Challenges of managing diabetic foot ulcer in resource poor settings

A leading diabetic foot specialist from our region has identified that the reasons for poor outcomes of foot complications in less-developed countries include: lack of awareness of foot care issues among patients and healthcare providers; shortage of trained healthcare workers for general diabetes care or specialist treatment; nonexistent podiatry services; shortages of medications and dressings, long distances for patients to travel to the clinic; delays among patients in seeking timely medical care, or among untrained healthcare providers in referring patients with serious complications for specialist opinion; lack of the concept of a team approach; absence of training programmes for healthcare professionals; and finally lack of surveillance activities.10 He has also pointed out that there are ways of improving diabetic foot disease outcomes that do not require an exorbitant outlay of financial resources. These include implementation of sustainable training programmes for healthcare professionals, focusing on the management of the complicated diabetic foot and educational programmes that include dissemination of information to other healthcare professionals and patients. These proposals are clearly outlined in the highly successful Step-by-Step programme.35

We believe that we are making significant inroads into preventing diabetic foot complications through a nurse-led foot care clinic and  ongoing training programmes for clinicians and nurses on preventing, screening and managing diabetic foot complications. Nationally, the Ministry of Health needs to strengthen the undergraduate and postgraduate curricula for doctors, nurses and clinical officers so that management of all noncommunicable diseases, including diabetes is part of mainstream clinical education. Resources need to be deployed so that holistic diabetes care, including patient education and peer support is available at all levels of health facility and tertiary hospitals have the staff and facilities to manage the more severe complications of diabetes with the ultimate aim to bring amputation rates to zero.

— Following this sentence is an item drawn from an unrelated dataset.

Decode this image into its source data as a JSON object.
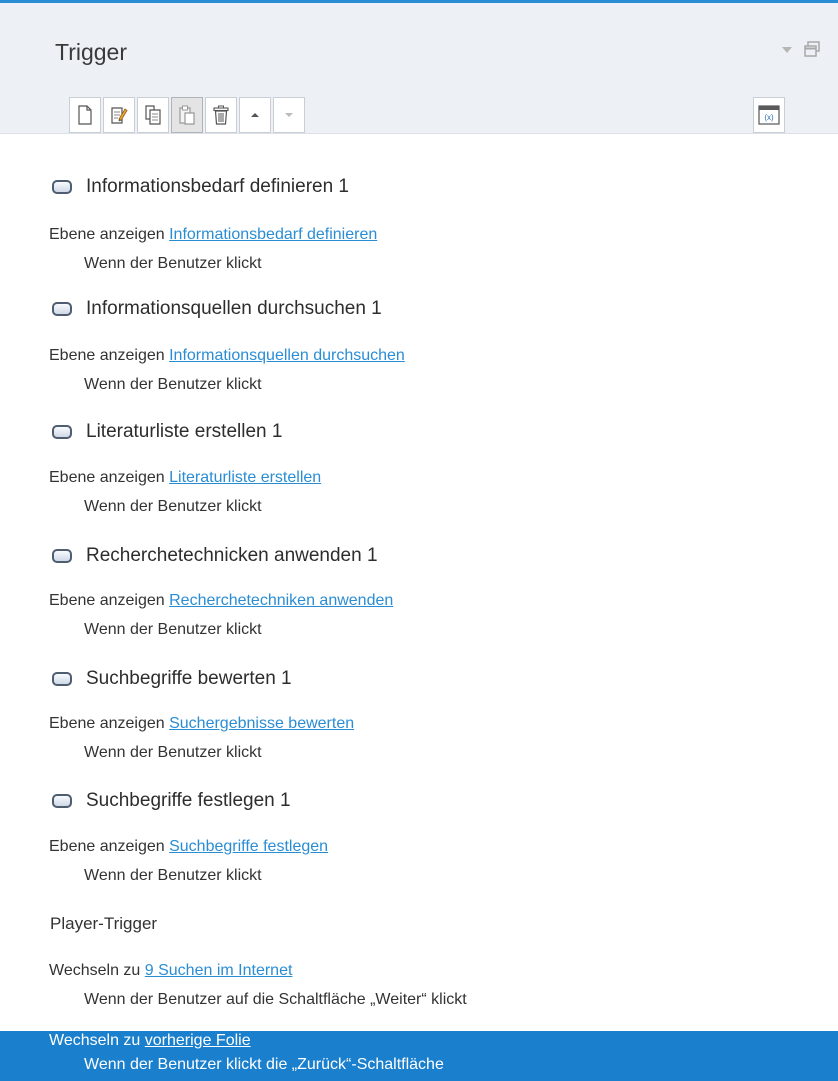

We would like to acknowledge the support of the World Diabetes Foundation, Copenhagen, Denmark, who have provided financial support towards our endeavours to improve diabetic foot care in Malawi. Further information can be found at: World Diabetes Foundation. Diabetes care in Southern Malawi WDF09-451, World Diabetes Foundation. Developing and sustaining comprehensive diabetes care in Malawi WDF13-842, World Diabetes Foundation. Diabetes and Hypertension Control in Malawi WDF14-938

Competing interests

All authors declare that they have no competing interests related to this work.